Additionally, the address method may return any string that would be used to search Google Maps. Any of the following examples will work:
- "123 Sample St, New York, NY"
- "Eiffel Tower, Paris, FR"
- "Raleigh, NC, US"

=== Services ===
By default, Geocoder makes use of Google's geocoding API to retrieve addresses and coordinates. Currently, these address geocoding services are supported:
- Google: :google
- Yahoo: :yahoo
- Geocoder.ca: :geocoder_ca (US & Canada only)

== Examples ==
Here are some examples to demonstrate Geocoder functionality:

Hotel.near("Raleigh, North Carolina")

Finds hotels near Raleigh.

@restaurant.distance_to("Empire State Building")

Finds the distance from @restaurant to the Empire State Building.

== Applications ==
- Developers may also use Geocoder to convert a user's IP address to their city location.

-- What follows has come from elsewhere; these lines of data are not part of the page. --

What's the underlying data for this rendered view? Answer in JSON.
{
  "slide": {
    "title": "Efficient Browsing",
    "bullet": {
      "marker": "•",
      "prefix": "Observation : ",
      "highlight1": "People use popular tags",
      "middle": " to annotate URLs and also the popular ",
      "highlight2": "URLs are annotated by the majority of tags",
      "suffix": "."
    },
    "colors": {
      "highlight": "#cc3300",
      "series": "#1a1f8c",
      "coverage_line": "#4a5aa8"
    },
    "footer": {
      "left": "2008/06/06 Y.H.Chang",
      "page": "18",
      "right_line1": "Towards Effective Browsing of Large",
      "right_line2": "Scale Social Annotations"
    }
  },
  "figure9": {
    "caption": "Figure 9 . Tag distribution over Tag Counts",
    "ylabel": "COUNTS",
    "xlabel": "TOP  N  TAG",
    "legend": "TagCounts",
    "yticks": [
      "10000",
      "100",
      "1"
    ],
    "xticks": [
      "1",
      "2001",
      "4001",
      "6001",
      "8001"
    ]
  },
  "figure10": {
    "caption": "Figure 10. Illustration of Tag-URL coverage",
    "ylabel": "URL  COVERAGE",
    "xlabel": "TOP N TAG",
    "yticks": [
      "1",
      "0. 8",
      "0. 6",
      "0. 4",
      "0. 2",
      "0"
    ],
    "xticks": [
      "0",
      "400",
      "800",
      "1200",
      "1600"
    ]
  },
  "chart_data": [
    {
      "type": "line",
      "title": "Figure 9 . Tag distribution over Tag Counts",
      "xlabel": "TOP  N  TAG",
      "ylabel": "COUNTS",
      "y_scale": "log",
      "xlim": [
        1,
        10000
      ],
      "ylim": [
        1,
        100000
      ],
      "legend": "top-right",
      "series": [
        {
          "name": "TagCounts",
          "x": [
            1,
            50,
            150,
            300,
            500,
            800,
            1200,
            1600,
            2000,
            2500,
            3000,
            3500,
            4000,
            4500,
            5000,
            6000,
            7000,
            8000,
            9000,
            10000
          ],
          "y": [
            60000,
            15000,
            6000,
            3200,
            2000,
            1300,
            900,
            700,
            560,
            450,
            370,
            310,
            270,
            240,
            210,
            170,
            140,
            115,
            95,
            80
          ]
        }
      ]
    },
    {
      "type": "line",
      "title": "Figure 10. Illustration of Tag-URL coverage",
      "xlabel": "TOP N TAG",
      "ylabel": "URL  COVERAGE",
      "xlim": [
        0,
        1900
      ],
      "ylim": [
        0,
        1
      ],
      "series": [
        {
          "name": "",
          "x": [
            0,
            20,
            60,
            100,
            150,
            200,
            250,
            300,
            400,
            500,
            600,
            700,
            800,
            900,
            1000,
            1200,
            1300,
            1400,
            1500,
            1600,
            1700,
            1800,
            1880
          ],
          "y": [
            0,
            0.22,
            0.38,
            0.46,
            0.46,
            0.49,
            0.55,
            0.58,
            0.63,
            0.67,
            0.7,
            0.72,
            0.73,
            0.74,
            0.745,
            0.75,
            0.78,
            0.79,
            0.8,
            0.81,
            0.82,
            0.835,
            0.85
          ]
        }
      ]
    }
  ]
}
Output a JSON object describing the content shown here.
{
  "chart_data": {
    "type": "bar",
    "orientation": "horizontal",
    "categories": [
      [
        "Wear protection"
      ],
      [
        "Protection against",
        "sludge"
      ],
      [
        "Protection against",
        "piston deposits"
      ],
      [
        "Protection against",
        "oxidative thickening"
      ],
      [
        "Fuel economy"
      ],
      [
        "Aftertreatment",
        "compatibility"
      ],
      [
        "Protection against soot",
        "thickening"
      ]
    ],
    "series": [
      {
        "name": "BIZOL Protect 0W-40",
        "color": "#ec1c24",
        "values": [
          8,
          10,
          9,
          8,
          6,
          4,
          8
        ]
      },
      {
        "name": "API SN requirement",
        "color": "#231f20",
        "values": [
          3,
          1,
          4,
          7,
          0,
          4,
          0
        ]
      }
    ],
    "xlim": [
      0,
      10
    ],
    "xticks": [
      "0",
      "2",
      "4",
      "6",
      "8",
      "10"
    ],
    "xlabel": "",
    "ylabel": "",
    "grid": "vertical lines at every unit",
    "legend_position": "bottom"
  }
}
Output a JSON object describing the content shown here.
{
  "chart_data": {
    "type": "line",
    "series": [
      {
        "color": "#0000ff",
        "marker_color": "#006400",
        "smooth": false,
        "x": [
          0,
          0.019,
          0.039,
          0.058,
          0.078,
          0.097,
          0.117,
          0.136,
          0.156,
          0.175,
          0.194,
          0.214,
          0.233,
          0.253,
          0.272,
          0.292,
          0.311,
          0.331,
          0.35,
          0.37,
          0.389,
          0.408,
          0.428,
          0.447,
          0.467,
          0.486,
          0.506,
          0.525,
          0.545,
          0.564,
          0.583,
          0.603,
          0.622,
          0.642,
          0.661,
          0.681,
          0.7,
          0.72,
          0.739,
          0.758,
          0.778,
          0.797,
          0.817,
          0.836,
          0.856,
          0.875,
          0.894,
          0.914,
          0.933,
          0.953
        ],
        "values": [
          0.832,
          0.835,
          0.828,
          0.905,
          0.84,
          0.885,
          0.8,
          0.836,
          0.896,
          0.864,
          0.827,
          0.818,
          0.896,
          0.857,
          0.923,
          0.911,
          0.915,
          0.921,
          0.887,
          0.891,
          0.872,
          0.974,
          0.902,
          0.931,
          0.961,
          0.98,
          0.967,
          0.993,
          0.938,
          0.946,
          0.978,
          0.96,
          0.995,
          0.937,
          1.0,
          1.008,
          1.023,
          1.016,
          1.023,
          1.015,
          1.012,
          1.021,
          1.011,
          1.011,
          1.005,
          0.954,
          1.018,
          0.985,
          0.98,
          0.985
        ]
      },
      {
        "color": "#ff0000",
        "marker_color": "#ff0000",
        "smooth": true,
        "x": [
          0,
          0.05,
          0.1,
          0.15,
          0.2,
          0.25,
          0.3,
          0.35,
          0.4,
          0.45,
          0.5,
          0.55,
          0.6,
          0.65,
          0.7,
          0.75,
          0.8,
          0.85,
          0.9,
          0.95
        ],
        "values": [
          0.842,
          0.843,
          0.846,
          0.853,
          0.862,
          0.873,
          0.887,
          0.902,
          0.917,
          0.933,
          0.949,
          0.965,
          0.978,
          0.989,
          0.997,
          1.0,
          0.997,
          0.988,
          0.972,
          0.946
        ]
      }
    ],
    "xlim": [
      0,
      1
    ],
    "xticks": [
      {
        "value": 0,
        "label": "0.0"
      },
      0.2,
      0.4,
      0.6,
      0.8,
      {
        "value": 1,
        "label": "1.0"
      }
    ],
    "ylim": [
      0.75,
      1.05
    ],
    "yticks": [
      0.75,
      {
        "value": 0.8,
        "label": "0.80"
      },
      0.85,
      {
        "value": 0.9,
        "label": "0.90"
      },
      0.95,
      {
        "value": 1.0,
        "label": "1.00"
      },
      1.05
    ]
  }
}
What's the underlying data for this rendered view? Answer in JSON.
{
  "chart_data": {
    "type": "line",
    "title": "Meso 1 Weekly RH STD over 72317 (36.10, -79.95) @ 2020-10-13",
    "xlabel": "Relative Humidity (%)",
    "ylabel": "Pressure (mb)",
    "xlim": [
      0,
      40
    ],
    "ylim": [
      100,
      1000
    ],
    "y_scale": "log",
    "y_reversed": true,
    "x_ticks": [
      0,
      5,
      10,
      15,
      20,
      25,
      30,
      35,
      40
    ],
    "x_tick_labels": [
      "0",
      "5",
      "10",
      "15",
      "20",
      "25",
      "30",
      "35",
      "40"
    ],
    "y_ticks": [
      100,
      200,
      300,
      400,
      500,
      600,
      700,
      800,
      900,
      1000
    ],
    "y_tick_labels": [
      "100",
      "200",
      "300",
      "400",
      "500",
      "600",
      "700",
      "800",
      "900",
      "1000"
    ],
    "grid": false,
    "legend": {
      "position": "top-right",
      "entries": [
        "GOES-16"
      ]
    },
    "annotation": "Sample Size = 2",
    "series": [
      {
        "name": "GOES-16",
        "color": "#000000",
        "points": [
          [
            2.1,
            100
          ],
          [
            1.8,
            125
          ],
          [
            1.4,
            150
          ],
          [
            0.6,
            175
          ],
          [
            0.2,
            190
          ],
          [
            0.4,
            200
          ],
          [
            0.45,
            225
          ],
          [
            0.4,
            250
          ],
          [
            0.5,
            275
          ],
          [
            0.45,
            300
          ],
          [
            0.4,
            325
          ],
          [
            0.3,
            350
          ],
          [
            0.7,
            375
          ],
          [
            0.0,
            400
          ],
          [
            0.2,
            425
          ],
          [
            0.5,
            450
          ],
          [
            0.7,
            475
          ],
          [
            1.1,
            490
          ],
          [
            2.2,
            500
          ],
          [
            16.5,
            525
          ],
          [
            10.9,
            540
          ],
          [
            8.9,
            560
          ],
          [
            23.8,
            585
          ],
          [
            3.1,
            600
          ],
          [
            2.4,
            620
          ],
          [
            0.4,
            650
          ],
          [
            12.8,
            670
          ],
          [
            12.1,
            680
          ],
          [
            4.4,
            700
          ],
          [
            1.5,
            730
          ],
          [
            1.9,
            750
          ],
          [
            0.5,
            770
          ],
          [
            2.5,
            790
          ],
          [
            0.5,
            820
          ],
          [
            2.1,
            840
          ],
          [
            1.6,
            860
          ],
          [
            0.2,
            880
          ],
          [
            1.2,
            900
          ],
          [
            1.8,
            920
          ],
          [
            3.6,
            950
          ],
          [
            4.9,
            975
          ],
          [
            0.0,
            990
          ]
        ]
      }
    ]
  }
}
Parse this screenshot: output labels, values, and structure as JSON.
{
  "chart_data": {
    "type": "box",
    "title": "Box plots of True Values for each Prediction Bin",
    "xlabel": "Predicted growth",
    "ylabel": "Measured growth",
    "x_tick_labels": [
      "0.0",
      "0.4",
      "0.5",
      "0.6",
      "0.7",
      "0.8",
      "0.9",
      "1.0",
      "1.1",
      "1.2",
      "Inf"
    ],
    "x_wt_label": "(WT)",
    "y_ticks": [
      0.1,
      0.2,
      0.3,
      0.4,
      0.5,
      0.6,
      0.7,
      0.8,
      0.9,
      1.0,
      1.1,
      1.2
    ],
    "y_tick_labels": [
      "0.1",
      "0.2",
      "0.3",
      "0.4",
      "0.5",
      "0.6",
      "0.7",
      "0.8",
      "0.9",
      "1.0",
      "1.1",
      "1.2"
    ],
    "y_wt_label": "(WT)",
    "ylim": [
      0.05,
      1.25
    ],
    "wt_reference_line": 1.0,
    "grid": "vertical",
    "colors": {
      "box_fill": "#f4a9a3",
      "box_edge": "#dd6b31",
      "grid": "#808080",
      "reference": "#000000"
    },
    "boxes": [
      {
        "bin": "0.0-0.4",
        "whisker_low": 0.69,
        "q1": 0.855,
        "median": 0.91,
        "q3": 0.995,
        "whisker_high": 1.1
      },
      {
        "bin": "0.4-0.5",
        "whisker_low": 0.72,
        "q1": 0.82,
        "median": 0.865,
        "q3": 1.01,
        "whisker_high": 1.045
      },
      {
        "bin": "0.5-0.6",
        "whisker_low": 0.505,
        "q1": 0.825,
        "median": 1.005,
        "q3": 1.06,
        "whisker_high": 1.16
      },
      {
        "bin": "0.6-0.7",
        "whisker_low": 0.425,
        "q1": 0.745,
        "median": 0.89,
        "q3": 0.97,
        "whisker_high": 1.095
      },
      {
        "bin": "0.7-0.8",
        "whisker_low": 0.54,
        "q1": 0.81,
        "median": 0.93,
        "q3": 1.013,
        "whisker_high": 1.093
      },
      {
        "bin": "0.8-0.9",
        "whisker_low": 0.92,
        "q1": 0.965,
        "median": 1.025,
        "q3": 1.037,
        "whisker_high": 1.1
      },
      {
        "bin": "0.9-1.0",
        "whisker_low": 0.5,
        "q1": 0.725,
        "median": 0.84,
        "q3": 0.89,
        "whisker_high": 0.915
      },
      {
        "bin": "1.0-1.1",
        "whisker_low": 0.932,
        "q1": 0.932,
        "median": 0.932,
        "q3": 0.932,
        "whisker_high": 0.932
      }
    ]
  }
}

By making such a conversion you may be able to offer user's content relevant to their current location without requiring to ask for it beforehand.
- It may be used for geospatial analysis in order to recognize patterns within the information. This is very useful in data mining applications.
- Web-based GIS tools such as Google Maps, Yahoo Maps etc. include geocoding functionality.